June 3, 2014 was the family’s first interview with the UN to attain refugee status. The next was in September and the third was May 22, 2015. After 10 days there was another interview. Medical exams, fingerprinting and other medical tests followed.

“They contacted us 15 days, a couple of weeks before we came to Canada and said ‘you’re going to go, here are your tickets’,” Mohammed said.

“It was really difficult. Waiting for something like that just to survive, to be safe and praying for nothing to happen until that day was really, really hard for us, for the kids. We were living in very poor conditions. It was very difficult.”

Coming to Canada was bittersweet for the Al Lwisi family, who left behind Mohammad’s 18-year-old brother, 22-year-old sister and his mother, who all lived together in Syria, and were together in the refugee camp.

“We were all together on this one file. When they called us they just called me and my children. Not my mother, not my siblings, which was a shock for me,” Mohammad said.

He said the rest of his family are still in the refugee camp in Lebanon. They maintain contact, but sometimes it is hard to connect due to the conditions of the camps and finding a connection to wi-fi.

Tensions can be high at the camps with different political and cultural backgrounds together in one place, and his brother has been facing gruelling hardships just for his desire to get an education.

“My brother wanted to study.
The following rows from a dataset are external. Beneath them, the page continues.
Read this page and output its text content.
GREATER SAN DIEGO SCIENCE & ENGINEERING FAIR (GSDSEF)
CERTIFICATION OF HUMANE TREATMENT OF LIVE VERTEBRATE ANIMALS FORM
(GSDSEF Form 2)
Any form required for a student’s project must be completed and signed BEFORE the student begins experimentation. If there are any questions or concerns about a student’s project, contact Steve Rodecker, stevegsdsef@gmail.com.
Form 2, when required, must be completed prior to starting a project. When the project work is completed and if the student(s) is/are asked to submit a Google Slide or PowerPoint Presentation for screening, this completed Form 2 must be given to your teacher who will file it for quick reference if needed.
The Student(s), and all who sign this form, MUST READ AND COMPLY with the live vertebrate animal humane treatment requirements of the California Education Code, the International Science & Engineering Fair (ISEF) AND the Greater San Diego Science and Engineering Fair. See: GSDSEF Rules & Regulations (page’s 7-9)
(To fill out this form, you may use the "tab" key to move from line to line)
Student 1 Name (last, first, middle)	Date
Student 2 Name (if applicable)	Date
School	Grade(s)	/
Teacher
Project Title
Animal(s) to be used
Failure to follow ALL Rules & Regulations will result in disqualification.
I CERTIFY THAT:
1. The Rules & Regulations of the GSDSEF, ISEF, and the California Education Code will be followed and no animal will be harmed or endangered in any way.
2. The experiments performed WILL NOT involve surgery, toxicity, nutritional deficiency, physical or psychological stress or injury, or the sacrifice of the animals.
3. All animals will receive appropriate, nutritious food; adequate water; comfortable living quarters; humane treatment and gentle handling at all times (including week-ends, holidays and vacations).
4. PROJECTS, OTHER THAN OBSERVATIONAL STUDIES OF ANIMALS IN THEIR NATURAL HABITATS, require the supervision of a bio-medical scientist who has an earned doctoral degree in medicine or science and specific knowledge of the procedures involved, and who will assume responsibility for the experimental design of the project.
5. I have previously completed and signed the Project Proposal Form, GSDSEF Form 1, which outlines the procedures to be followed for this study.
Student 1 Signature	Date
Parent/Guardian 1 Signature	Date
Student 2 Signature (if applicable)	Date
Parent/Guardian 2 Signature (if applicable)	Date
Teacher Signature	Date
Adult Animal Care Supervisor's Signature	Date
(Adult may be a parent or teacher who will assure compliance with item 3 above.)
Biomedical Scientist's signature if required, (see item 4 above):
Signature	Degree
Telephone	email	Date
What they did when he said I want to study, I want to go to college, I want to do something, build my future. They hit him until he bleeds,” Mohammad said.

There were three options for the Al Lwisi family — Australia, Canada and the U.S. The Al Lwisis had their sights set on Canada.

“We heard and we saw in the news that (Canada) is the best place on Earth, that people here are very nice and it’s worth living here,” Mohammad said.

Aside from escaping the turmoil, they want to have a new life and new future here in Canada for themselves and their children.

“For sure, for sure I want to stay here and just have a future here, a new life,” Mohammad said. “It’s a lot better, lots of excitement in going forward and moving on and having a new life and having a good future. We are really planning to just go through the right path and find our way. It is much brighter here for sure.”

Mohammad and Nesreen are now taking English language classes, making doctors appointments, setting up bank accounts and taking the many steps required to start a new life in Canada.

The children, who quietly watched Spongebob Squarepants during the interview, are getting set up to go to school in the new year.

It is about more than seeking refuge for the Al Lwisi family. They want to be the ones helping next time.

“We’re not here only to be happy and to be supported and be secure. We’re here also to do something for this country. Working here, being positive, being the ones in the community who give the support. Right now we are taking the support, so one day we are looking forward to being part of the community that supports others,” Mohammad said.